A cutting-edge initiative that offers homebound students greater opportunity and access to interact with classmates and teachers has been hailed as the nation’s best example of digital learning success by a national online news and information organization and a Wi-Fi network provider.
eSchool News and Xirrus have named AACPS as the grand prize winner of their Innovate to Educate Awards program, a nationwide initiative designed to highlight the best examples of school systems using integrated technology to enhance classroom access. Teaming maneuverable robots developed by Double Robotics with wireless access, AACPS’ Office of Instructional Technology has trained parents, students, teachers, and administrators to use the devices to assist students who otherwise cannot be present in their schools.
At Old Mill High School last year, for example, student Peter Jauschnegg was able to maneuver a robot from class to class from his home while undergoing treatments for leukemia. The robot’s microphone and camera allowed full engagement and interaction; Jauschnegg could see and hear the classroom instruction and students in the class could communicate directly with Jauschnegg.
“We are thrilled to recognize Anne Arundel County Public Schools, and to showcase its successful use of telepresence robots for distance learning of home and hospital students,” said Robert Morrow, CEO of eSchool Media. “Our goal for this contest was to inform and inspire schools across the country as they undertake new technology initiatives to improve and expand teaching and learning, and Anne Arundel’s program is a perfect example of the sizeable impact that technology can have on students’ education.”
AACPS now has five devices to deploy at schools across the county as needs dictate. The capabilities extend beyond home schooling to accelerated learning opportunities, virtual field trips and related experiences, and professional development as appropriate.

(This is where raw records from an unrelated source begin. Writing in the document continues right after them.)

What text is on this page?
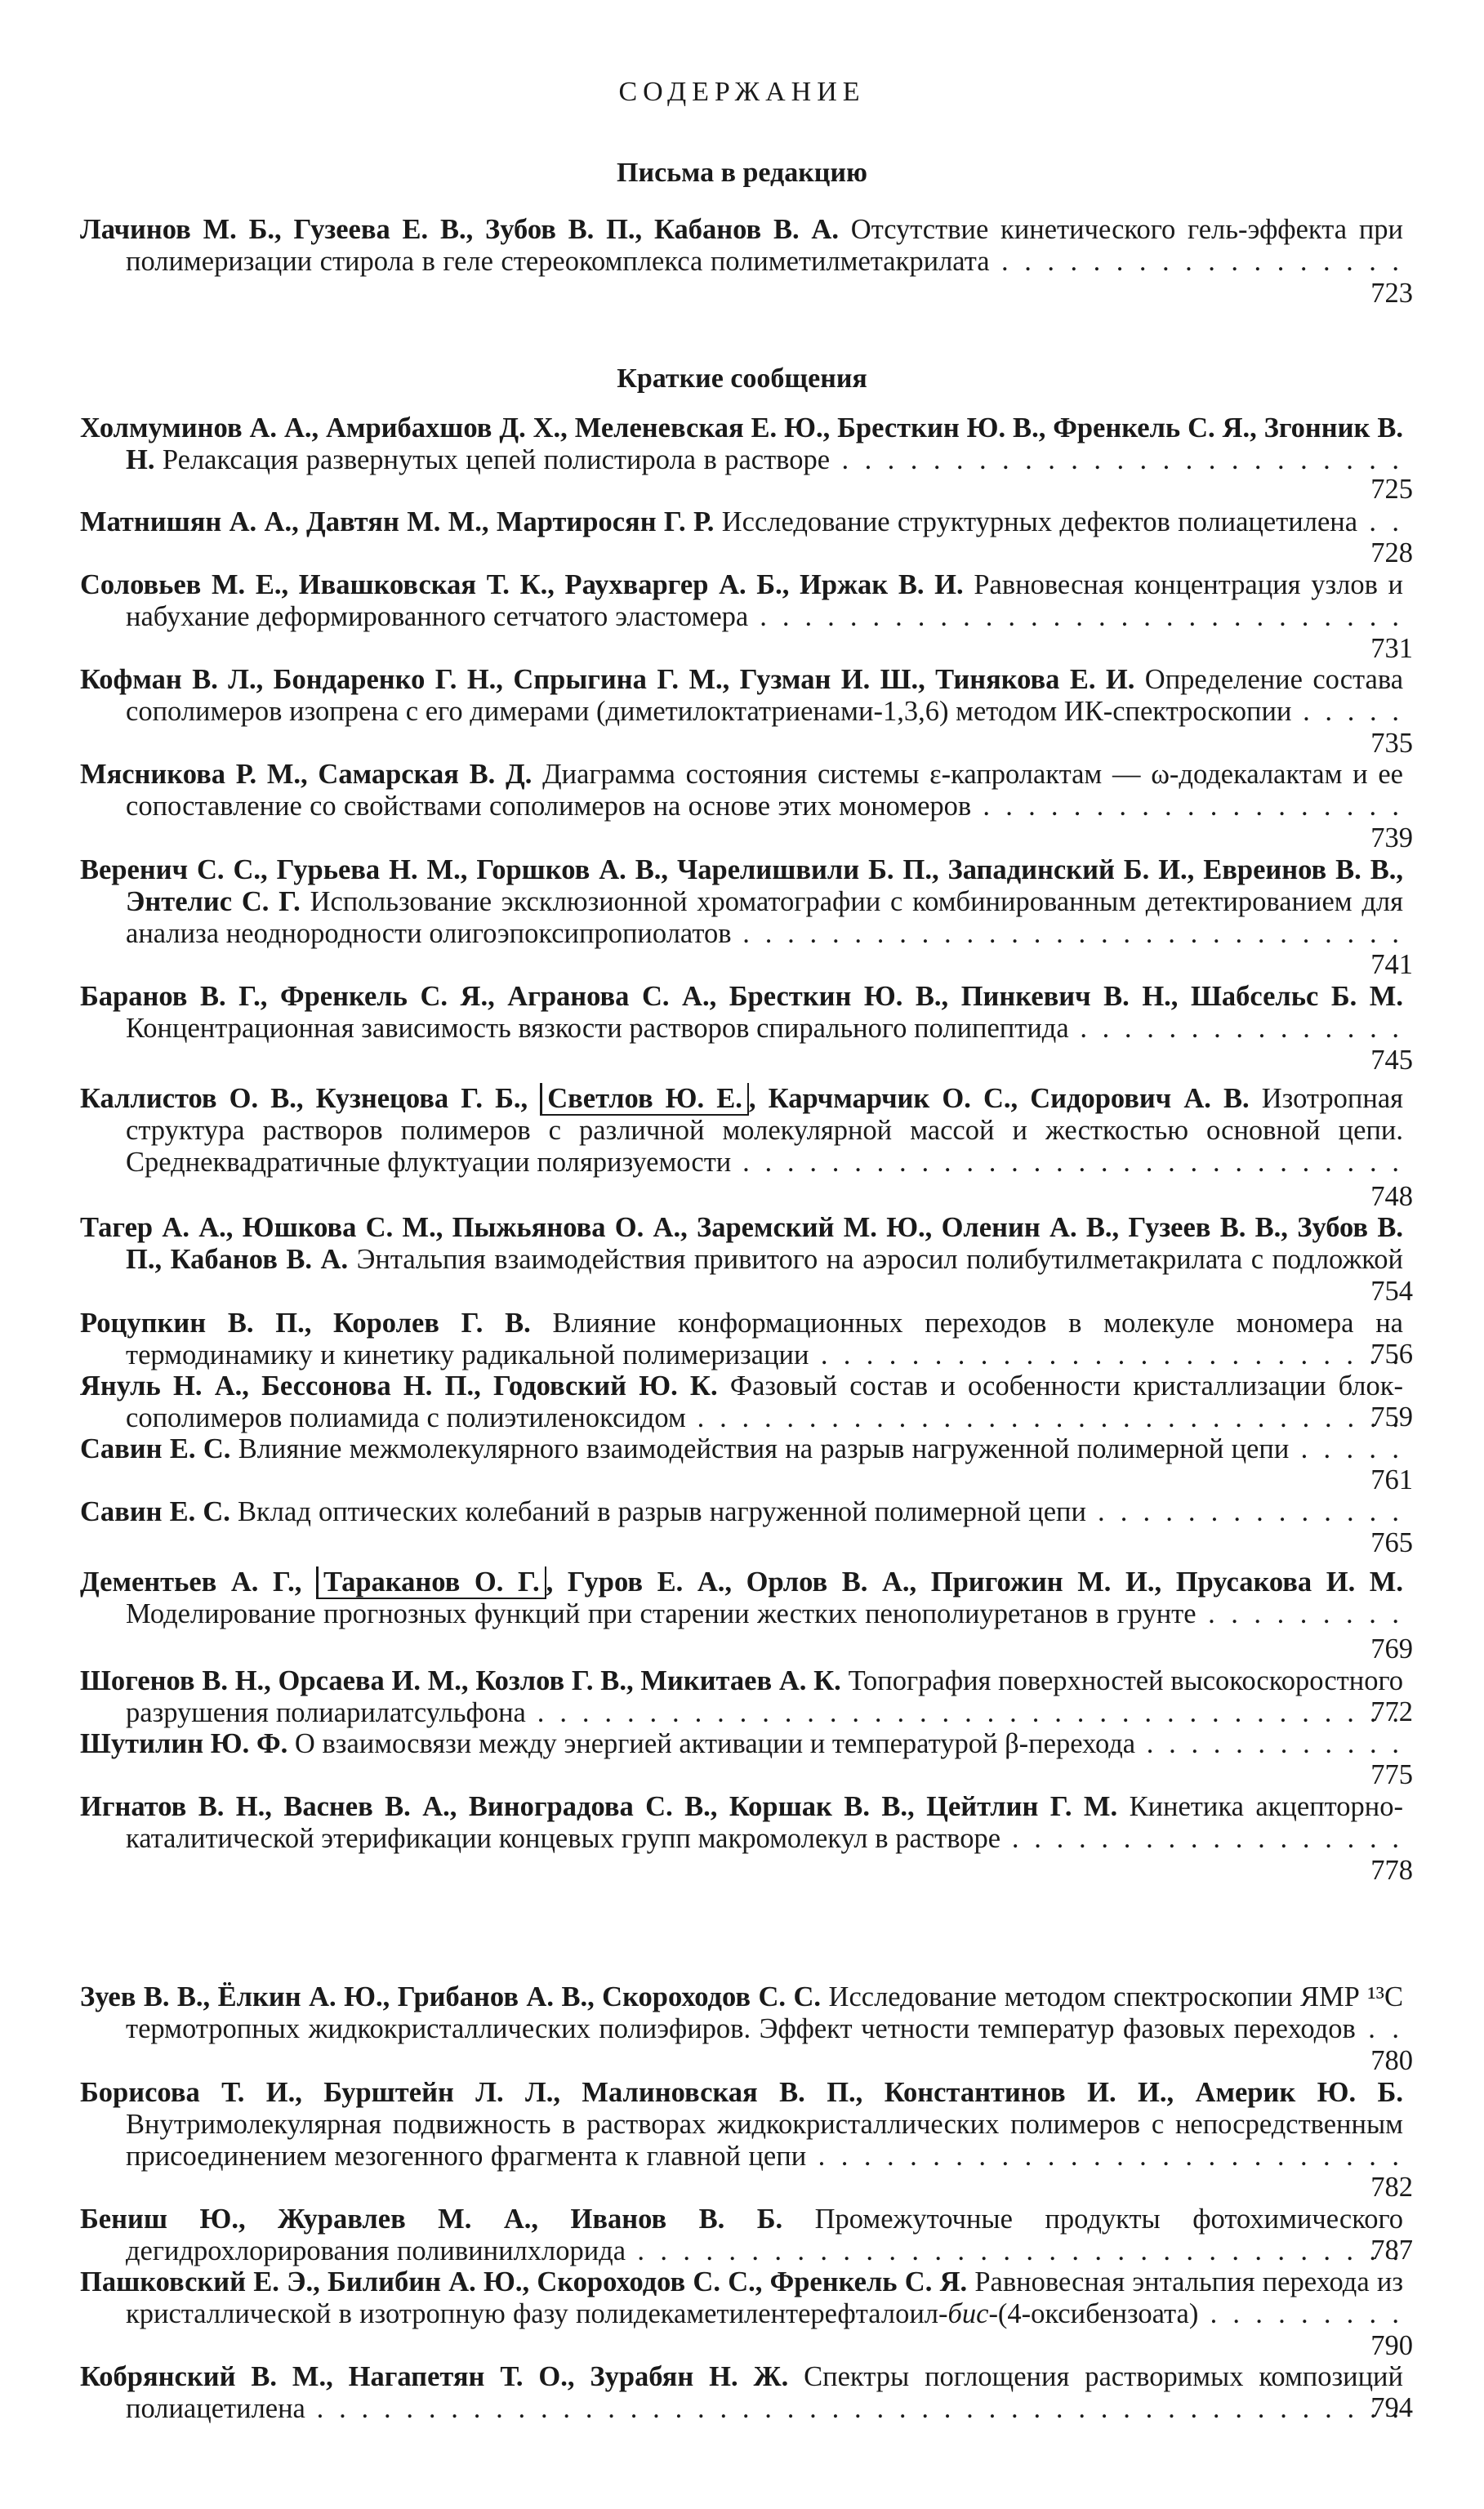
СОДЕРЖАНИЕ
Письма в редакцию
Лачинов М. Б., Гузеева Е. В., Зубов В. П., Кабанов В. А. Отсутствие кинетического гель-эффекта при полимеризации стирола в геле стереокомплекса полиметилметакрилата . . .
723
Краткие сообщения
Холмуминов А. А., Амрибахшов Д. Х., Меленевская Е. Ю., Бресткин Ю. В., Френкель С. Я., Згонник В. Н. Релаксация развернутых цепей полистирола в растворе . . .
725
Матнишян А. А., Давтян М. М., Мартиросян Г. Р. Исследование структурных дефектов полиацетилена . . .
728
Соловьев М. Е., Ивашковская Т. К., Раухваргер А. Б., Иржак В. И. Равновесная концентрация узлов и набухание деформированного сетчатого эластомера . . .
731
Кофман В. Л., Бондаренко Г. Н., Спрыгина Г. М., Гузман И. Ш., Тинякова Е. И. Определение состава сополимеров изопрена с его димерами (диметилоктатриенами-1,3,6) методом ИК-спектроскопии . . .
735
Мясникова Р. М., Самарская В. Д. Диаграмма состояния системы ε-капролактам — ω-додекалактам и ее сопоставление со свойствами сополимеров на основе этих мономеров . . .
739
Веренич С. С., Гурьева Н. М., Горшков А. В., Чарелишвили Б. П., Западинский Б. И., Евреинов В. В., Энтелис С. Г. Использование эксклюзионной хроматографии с комбинированным детектированием для анализа неоднородности олигоэпоксипропиолатов . . .
741
Баранов В. Г., Френкель С. Я., Агранова С. А., Бресткин Ю. В., Пинкевич В. Н., Шабсельс Б. М. Концентрационная зависимость вязкости растворов спирального полипептида . . .
745
Каллистов О. В., Кузнецова Г. Б., Светлов Ю. Е. , Карчмарчик О. С., Сидорович А. В. Изотропная структура растворов полимеров с различной молекулярной массой и жесткостью основной цепи. Среднеквадратичные флуктуации поляризуемости . . .
748
Тагер А. А., Юшкова С. М., Пыжьянова О. А., Заремский М. Ю., Оленин А. В., Гузеев В. В., Зубов В. П., Кабанов В. А. Энтальпия взаимодействия привитого на аэросил полибутилметакрилата с подложкой . . .
754
Роцупкин В. П., Королев Г. В. Влияние конформационных переходов в молекуле мономера на термодинамику и кинетику радикальной полимеризации . . .	756
Януль Н. А., Бессонова Н. П., Годовский Ю. К. Фазовый состав и особенности кристаллизации блок-сополимеров полиамида с полиэтиленоксидом . . .	759
Савин Е. С. Влияние межмолекулярного взаимодействия на разрыв нагруженной полимерной цепи . . .
761
Савин Е. С. Вклад оптических колебаний в разрыв нагруженной полимерной цепи . . .
765
Дементьев А. Г., Тараканов О. Г. , Гуров Е. А., Орлов В. А., Пригожин М. И., Прусакова И. М. Моделирование прогнозных функций при старении жестких пенополиуретанов в грунте . . .
769
Шогенов В. Н., Орсаева И. М., Козлов Г. В., Микитаев А. К. Топография поверхностей высокоскоростного разрушения полиарилатсульфона . . .	772
Шутилин Ю. Ф. О взаимосвязи между энергией активации и температурой β-перехода . . .
775
Игнатов В. Н., Васнев В. А., Виноградова С. В., Коршак В. В., Цейтлин Г. М. Кинетика акцепторно-каталитической этерификации концевых групп макромолекул в растворе . . .
778
Зуев В. В., Ёлкин А. Ю., Грибанов А. В., Скороходов С. С. Исследование методом спектроскопии ЯМР ¹³С термотропных жидкокристаллических полиэфиров. Эффект четности температур фазовых переходов . . .
780
Борисова Т. И., Бурштейн Л. Л., Малиновская В. П., Константинов И. И., Америк Ю. Б. Внутримолекулярная подвижность в растворах жидкокристаллических полимеров с непосредственным присоединением мезогенного фрагмента к главной цепи . . .
782
Бениш Ю., Журавлев М. А., Иванов В. Б. Промежуточные продукты фотохимического дегидрохлорирования поливинилхлорида . . .	787
Пашковский Е. Э., Билибин А. Ю., Скороходов С. С., Френкель С. Я. Равновесная энтальпия перехода из кристаллической в изотропную фазу полидекаметилентерефталоил-бис-(4-оксибензоата) . . .
790
Кобрянский В. М., Нагапетян Т. О., Зурабян Н. Ж. Спектры поглощения растворимых композиций полиацетилена . . .	794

“It is our firm belief that to be a great school system, we must meet the needs of every single child enrolled in our schools,” Superintendent George Arlotto said. “That requires us to think outside the box and explore options like this that go above and beyond traditional classroom settings. The value of allowing students like Peter Jauschnegg to remain – as much as possible – with their friends, essentially in their classrooms, and continuing their academic studies on an appropriate pace is simply priceless.”